Paulo Henrique Magdalena – O senhor acredita que o projeto de lei, ao proibir a importação de resíduos sólidos, será suficiente para impulsionar de forma significativa a reciclagem no Brasil, ou será necessário adotar outras medidas complementares?

Célio Silveira – Acredito que este projeto já é um grande começo, considerando especialmente a aprovação quase unânime das duas casas legislativas. No entanto, é apenas o início. Nada justifica que um país que gera tanto lixo e enfrenta dificuldades para gerenciá-lo continue importando resíduos. Hoje, apenas cerca de 30% dos prefeitos brasileiros conseguem lidar adequadamente com o lixo; os demais têm dificuldades com a destinação correta. Este projeto nos ajuda a tratar a questão de maneira mais respeitosa e estratégica.

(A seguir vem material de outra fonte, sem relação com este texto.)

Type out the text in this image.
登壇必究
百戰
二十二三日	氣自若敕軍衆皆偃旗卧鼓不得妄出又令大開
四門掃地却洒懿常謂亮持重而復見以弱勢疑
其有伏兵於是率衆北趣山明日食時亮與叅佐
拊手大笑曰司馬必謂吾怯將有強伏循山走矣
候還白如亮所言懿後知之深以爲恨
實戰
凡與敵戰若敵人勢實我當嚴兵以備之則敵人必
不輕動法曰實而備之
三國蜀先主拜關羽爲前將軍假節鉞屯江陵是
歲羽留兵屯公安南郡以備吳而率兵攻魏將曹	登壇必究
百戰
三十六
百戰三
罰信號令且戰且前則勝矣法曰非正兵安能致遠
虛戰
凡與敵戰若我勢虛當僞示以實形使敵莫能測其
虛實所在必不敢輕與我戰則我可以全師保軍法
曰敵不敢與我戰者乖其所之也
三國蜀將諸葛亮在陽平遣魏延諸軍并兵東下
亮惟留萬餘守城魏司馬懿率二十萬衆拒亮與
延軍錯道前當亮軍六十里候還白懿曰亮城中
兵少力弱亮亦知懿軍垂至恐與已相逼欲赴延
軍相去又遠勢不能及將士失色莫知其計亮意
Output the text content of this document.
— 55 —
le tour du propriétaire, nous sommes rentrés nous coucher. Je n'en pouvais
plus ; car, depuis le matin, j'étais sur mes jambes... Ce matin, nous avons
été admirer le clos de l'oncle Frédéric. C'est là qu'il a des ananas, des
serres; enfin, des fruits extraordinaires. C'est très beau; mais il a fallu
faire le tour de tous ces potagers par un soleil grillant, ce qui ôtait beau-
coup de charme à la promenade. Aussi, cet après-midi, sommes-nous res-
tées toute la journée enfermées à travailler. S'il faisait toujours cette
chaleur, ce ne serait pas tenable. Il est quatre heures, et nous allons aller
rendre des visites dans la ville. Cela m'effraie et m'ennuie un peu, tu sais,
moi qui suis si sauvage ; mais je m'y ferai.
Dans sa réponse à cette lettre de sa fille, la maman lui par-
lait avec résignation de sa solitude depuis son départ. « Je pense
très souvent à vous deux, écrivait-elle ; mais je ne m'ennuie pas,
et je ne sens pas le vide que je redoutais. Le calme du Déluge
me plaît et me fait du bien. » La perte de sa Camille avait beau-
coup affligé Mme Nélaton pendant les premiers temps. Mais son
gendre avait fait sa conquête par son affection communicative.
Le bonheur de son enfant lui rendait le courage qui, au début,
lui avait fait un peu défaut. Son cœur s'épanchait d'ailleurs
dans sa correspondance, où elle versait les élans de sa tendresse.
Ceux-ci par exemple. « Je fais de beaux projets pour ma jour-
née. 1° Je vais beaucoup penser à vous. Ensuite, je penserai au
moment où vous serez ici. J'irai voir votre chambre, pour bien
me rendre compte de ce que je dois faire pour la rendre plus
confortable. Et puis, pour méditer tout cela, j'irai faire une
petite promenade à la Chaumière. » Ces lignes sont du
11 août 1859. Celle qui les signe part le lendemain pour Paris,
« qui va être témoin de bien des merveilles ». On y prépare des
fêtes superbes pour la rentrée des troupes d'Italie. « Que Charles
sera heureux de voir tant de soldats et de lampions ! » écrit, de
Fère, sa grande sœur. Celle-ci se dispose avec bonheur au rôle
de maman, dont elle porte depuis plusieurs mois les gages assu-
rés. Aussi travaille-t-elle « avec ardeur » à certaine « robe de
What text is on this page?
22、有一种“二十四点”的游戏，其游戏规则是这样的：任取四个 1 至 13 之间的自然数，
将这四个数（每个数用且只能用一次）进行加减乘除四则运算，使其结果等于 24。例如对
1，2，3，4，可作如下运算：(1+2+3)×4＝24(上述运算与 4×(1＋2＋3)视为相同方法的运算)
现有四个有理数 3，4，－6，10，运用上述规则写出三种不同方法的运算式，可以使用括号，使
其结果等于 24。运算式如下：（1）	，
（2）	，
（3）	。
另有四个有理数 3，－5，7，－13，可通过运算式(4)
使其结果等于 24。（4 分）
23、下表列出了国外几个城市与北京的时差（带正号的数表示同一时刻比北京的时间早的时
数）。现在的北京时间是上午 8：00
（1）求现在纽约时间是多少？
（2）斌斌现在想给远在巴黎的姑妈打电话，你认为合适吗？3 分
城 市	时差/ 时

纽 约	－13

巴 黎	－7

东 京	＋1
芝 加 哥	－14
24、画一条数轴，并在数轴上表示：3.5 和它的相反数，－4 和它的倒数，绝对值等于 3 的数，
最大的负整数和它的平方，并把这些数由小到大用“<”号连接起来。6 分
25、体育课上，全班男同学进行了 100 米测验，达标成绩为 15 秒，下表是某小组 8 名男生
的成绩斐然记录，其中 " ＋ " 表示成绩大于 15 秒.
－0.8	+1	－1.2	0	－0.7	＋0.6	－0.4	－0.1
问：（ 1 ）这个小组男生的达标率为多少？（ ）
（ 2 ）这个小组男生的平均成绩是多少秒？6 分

Paulo Henrique Magdalena – O deputado José Nelto (UB) indicou que o texto pode ser alterado no Senado para atender demandas de ministérios, como o de Meio Ambiente e o da Indústria. Quais ajustes ou alterações o senhor considera aceitáveis sem comprometer os objetivos centrais da proposta?

Célio Silveira – Vamos esperar. Não acredito que haverá muitos ajustes, pois o projeto está bem elaborado e o relatório muito bem-feito. Se houver alterações que contribuam para o aperfeiçoamento do texto, não haverá dificuldade da minha parte em dialogar e buscar um entendimento. Tenho certeza de que o relator, deputado Elmar Nascimento, também estará disposto a discutir mudanças que melhorem a proposta.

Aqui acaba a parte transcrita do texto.